Psychology experiments are chronically underpowered. Simmons, Nelson, and Simonsohn suggest you need at least 20 subjects per condition, which is more than many psychology experiments have. At a recent symposium, a statistician even said that to be informative, experiments should have at least 100 subjects; otherwise they are merely exploratory (I’m paraphrasing). I have heard people scoff at these suggestions (they may not be feasible for studies using special populations and not necessary for psychophysics experiments) but whatever the right number is, it is true that Ns are too small in the vast majority of psychology experiments, including my own.

Running 100+ subjects is difficult to accomplish in many labs given the size of the subject pools and the availability of lab space.

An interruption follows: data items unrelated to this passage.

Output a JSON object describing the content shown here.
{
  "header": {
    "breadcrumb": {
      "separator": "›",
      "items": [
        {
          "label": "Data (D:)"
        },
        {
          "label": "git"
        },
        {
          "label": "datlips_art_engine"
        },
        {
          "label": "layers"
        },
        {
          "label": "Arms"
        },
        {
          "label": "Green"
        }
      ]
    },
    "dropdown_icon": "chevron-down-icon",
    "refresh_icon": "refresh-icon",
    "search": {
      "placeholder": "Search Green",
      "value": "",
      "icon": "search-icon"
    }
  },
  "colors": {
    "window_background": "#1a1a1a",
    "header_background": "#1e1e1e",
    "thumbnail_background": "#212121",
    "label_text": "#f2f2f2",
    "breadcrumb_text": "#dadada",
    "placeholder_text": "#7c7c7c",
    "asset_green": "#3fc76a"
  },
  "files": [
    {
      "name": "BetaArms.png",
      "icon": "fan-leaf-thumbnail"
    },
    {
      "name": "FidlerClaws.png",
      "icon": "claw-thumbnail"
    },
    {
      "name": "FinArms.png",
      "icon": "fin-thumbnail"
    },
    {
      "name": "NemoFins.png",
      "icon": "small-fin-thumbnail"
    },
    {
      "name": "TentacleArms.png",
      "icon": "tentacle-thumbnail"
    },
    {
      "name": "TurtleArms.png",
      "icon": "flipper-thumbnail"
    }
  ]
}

My guess is that it would take the better part of a year to run a study of that size in our lab. But no need to worry; there are alternatives. We ran our experiments on Mechanical Turk, a database maintained by Amazon. Turkers participate for small amounts of money in HITs (Human Intelligence Tasks). Thousands of people in the United States and India are registered in the system. We limited our samples to people living in the United States, primarily because two of the experiments we were trying to replicate were run in the United States (the other two were run in England).

Keeping false positives at Bayes
With a large N, the likelihood of false positives is high in classic Null-hypothesis significance tests. An inconsequential difference might show up as significant. An alternative is to compute the Bayes factor, which is a likelihood ratio that allows you to assess the strength of the alternative hypothesis versus the Null hypothesis or the other way around. To be conclusive, the Bayes factor requires more evidence for the alternative hypothesis with larger samples than does for example a t-test but it also allows you to determine whether a small effect is consequential.  Bayes factors can easily be computed using Jeffrey Rouder’s web site at the University of Missouri. You just put in a t-value and the sample size and it will return the Bayes factor—actually three of them; we used the JZS Bayes factor.

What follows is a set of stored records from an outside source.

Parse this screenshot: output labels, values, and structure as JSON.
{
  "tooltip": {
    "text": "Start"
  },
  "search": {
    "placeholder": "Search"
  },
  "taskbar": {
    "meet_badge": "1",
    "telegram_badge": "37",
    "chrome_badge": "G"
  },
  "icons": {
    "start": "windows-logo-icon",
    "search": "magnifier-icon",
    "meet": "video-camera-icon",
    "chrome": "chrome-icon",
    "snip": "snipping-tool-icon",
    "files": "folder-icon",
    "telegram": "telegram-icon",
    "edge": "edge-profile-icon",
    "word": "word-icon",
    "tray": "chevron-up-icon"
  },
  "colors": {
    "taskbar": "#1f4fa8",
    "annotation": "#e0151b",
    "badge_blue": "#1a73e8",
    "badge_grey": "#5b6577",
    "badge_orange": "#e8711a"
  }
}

Unlike standard hypothesis-testing statistics, Baysian statistics don’t force you to define your sampling plan ahead of time. According to a very insightful paper by Wagenmakers and colleagues—in a must-read special issue of Perspectives on Psychological Science—you can continue collecting data until the Bayes factor seems to stabilize (I must admit the article is a bit hazy on this part, or maybe I am). In our case it meant that we could compute a combined Bayes factor over two experiments that were essentially identical, which gave us even more power. This move was suggested to us by Eric-Jan Wagenmakers, an expert in Bayesian statistics (which I am most definitely not).

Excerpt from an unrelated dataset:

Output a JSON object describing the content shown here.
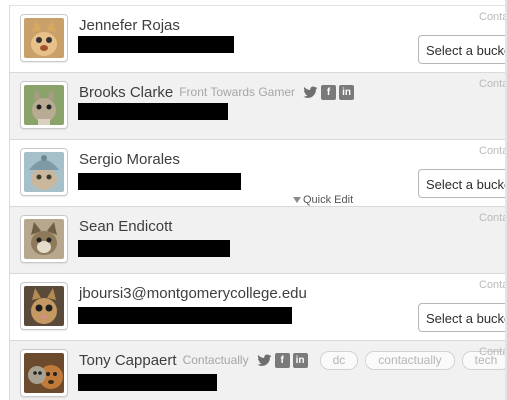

Two heads are better than one
Armed with our large samples and Bayes factors, we were ready to analyze the data. And here we did something that I think is highly unusual in psychological research. We each performed our own analysis of the data and then compared our results. We were humbled to see that on several occasions we didn’t get the same outcome. True, we weren’t far apart and the differences were inconsequential and easy to resolve, but it taught us a good lesson. It is important to have multiple people analyze the data—an error is easily made (my bet is that the literature is replete with them). The files that I created to analyze the data (which include the raw data) can be found here.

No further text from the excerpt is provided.